Well, not at this point, not from what we can see. We don’t see it as an existential threat. As I mentioned, we’re in business with both companies. We have healthy relationships. So that’s definitely not the way we view it. Charles Bellows – White Pine Capital: Okay. Great, thanks.

Operator

Operator

(Operator Instructions) The next question comes from Hamed Khorsand of BWS Financial. Please proceed. Hamed Khorsand – BWS Financial: Good morning. Just, really one question here. Your customer count has increased year-over-year by 66%. But if I look at total unit growth, that’s only up 37% year-over-year. And so what’s the catalyst, especially when you gave earlier comments that you’ve only really penetrated less than 200,000 of the 2 million installed base. So could you comment on that please?

Stephen P. Herbert

Management

Well, in the early days of course, one targets the larger players. And we had a couple of very large hits, good hits in the marketplace, as we got started. Examples include things like our work with seven of the top nine Coca-Cola bottlers, in addition to that, our work with compass, which is a relationship that still continues to build and we’re many years into it. They’re the largest – their canteen division is the largest independent vending operating company in the United States if not the world. So and also I would mention, our work with MasterCard, VISA, and Discover drove through our company about $10 million in funding to place terminals in the marketplace with our customers. So with a limited number of large customers in the early days, you have those big hits. Now, we’re making our way through the markets and some of our customers are smaller. So you’re going to see – I think you’re going to see an evolution of that type. Hamed Khorsand – BWS Financial: Okay. But going back – the second part of my question was, you are less than 10% penetrated, right, up to what you’re saying your customers could install, the wireless – the credit card readers. So what’s going to be the catalyst to get these guys to adopt your services?

Stephen P. Herbert

Management

Well, that’s a different question and a great question. We are moving some very impressive data. We mentioned our knowledge base, but we have data from somewhere in the neighborhood of 75,000 locations that we watch very closely.
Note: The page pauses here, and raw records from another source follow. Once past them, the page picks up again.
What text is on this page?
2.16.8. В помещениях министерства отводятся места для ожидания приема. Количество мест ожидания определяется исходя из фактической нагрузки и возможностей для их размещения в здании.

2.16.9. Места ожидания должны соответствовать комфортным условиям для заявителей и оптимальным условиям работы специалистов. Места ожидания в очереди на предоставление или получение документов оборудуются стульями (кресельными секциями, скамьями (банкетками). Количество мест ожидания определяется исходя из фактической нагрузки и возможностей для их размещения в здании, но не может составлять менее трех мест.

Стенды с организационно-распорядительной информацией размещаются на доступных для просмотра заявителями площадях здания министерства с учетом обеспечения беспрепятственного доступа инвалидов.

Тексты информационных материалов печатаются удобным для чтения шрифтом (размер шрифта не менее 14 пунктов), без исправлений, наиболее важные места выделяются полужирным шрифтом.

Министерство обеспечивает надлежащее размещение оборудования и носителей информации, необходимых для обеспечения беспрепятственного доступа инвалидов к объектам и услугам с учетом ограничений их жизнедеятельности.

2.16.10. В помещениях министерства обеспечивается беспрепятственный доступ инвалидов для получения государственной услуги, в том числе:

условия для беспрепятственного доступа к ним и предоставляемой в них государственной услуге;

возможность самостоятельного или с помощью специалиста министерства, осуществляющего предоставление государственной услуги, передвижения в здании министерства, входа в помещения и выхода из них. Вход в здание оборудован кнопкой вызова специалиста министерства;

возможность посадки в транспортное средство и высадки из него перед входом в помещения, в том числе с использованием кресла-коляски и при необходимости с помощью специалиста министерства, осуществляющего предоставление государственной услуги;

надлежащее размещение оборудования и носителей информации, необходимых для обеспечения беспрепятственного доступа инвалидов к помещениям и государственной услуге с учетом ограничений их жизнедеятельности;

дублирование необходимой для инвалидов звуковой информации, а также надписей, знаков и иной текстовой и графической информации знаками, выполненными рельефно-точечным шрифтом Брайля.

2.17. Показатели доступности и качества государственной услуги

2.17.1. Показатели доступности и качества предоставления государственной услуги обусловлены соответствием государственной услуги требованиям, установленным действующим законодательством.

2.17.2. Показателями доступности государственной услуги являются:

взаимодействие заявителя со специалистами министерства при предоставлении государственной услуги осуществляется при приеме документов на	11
And one of the things that will motivate our customers to drive penetration, further penetration into their business will be showing then good data, showing them good results, increases in net operating profit, increases in average ticket et cetera. Those are the types of things that will help our customers move further into their businesses. And that is a major priority for our team. Hamed Khorsand – BWS Financial: Okay. Thank you. Stephen P. Herbert – Chairman and Chief Executive Officer: Sure.

Operator

Operator

I’m showing no further questions in the queue. Ladies and gentlemen, thank you for participating in today’s conference. This does concludes the program and you may all disconnect. Everyone have a good day.